= Louis DiNapoli =

American mobster

Louis DiNapoli (born December 12, 1938) is a New York City mobster and soldier in the Genovese crime family. DiNapoli grew up in the East Harlem section of Manhattan and became a made member of the Genovese family in the early 1980s, joining the 116th Street Crew, which was headed by his older brother Vincent DiNapoli. The crew was heavily involved in labor racketeering in the N.Y.C. District Council of Carpenters, and used its influence to extort money from New York construction companies and contractors.

On March 21, 1986, Louis, Vincent, and other Genovese mobsters were indicted for labor racketeering.
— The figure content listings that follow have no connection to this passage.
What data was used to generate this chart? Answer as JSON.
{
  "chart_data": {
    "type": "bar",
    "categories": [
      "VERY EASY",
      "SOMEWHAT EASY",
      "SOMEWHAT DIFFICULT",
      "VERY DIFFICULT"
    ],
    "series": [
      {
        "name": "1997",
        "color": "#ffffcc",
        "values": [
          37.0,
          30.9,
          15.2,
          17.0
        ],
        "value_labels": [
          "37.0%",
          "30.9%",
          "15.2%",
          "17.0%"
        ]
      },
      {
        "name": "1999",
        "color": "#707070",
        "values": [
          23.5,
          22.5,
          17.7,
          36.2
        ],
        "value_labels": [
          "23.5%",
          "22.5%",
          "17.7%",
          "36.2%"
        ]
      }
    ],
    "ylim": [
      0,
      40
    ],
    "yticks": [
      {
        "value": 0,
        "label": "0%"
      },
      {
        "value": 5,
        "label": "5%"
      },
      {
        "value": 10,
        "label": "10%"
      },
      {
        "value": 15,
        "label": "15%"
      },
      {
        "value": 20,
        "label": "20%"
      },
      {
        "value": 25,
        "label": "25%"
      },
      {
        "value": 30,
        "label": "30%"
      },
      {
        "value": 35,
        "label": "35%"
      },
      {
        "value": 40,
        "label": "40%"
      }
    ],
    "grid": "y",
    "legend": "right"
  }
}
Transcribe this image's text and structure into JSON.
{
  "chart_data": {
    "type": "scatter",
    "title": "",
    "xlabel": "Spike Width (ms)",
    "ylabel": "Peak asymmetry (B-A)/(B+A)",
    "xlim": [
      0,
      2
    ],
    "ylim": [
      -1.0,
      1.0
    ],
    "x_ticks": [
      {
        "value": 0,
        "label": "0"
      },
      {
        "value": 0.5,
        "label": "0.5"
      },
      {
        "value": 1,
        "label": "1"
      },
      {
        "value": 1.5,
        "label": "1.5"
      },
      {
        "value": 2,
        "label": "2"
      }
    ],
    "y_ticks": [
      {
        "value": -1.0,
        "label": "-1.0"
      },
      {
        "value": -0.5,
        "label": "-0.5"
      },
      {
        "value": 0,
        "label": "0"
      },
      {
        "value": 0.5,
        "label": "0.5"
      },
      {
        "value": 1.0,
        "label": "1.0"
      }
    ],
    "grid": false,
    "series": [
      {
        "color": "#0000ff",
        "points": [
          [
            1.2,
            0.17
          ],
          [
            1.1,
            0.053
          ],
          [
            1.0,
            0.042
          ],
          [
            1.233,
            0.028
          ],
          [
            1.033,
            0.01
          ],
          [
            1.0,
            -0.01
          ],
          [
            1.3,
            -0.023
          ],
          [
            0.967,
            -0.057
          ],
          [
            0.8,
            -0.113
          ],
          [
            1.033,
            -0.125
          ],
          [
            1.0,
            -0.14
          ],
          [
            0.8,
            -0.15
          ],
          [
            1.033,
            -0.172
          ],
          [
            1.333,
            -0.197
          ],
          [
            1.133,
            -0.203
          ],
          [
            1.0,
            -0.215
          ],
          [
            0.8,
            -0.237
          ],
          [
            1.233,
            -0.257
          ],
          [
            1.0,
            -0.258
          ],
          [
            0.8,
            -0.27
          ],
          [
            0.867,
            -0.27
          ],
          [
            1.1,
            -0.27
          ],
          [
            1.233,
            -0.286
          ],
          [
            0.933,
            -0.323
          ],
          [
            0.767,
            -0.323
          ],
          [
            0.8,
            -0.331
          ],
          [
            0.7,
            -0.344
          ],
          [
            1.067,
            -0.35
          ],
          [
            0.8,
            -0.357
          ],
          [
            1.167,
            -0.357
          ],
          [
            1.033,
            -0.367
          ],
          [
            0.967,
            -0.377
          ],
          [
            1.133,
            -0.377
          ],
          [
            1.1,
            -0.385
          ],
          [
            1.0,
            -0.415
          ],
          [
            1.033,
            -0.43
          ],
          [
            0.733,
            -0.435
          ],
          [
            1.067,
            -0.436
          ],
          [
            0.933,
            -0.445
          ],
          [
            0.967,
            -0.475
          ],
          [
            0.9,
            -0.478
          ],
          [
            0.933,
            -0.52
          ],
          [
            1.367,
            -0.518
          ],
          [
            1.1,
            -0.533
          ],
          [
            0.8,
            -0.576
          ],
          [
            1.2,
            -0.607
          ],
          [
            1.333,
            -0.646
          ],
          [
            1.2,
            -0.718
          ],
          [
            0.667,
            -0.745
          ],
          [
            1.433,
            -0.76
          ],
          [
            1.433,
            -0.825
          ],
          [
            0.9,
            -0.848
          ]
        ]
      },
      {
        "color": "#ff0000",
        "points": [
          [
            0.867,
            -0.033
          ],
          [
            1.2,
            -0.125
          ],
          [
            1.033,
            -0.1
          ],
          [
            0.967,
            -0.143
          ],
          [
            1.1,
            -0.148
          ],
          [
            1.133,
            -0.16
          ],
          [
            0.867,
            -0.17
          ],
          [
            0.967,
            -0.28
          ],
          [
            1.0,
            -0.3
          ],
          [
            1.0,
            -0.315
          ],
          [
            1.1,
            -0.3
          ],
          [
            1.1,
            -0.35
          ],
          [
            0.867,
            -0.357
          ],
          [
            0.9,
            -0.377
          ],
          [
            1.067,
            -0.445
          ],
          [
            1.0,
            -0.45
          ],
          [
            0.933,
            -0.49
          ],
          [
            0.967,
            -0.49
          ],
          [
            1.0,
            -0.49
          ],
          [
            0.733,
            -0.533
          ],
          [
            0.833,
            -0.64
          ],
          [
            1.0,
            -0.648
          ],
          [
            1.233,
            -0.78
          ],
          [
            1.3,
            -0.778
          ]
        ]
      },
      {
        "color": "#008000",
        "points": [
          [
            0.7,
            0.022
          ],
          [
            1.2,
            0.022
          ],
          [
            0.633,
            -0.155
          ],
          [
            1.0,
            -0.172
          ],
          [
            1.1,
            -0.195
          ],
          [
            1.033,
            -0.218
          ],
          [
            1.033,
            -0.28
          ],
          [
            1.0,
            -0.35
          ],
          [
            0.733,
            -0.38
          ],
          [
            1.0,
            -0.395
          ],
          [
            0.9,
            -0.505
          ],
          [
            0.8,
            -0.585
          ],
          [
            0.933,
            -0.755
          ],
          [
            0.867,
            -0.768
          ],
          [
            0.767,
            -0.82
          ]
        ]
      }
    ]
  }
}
On May 5, 1988, Louis and Vincent were convicted of creating scheme to allocate contracts and obtain payoffs for constructing the concrete superstructures of 16 Manhattan buildings, including Jacob K. Javits Convention Center and Trump Plaza. Louis was sentenced to 14 years in prison. On June 28, 1991, a federal appeals court reversed the convictions, rebuking the trial judge for exercising undue pressure on the jurors. However, in 1992 the U.S. Supreme Court overturned the appeals court verdict and reinstated the convictions. The final outcome of this legal action is unknown.

In 1982, Vincent DiNapoli went to prison on racketeering charges for five years. Louis DiNapoli and soldier Louis Moscatiello handled the Carpenter Union rackets during Vincent's absence. On May 18, 1995, Louis DiNapoli and his other brother Joseph "Joey Dee" DiNapoli, a captain who currently serves on the Lucchese crime family's ruling panel, were arrested for labor racketeering. The DiNapolis were charged with defrauding a state program that awarded public contracts to companies headed by minorities (women, African Americans, Latinos, etc.). Louis and Joseph set up three companies with figurehead minority owners that won over a dozen contracts for work at city schools and hospitals.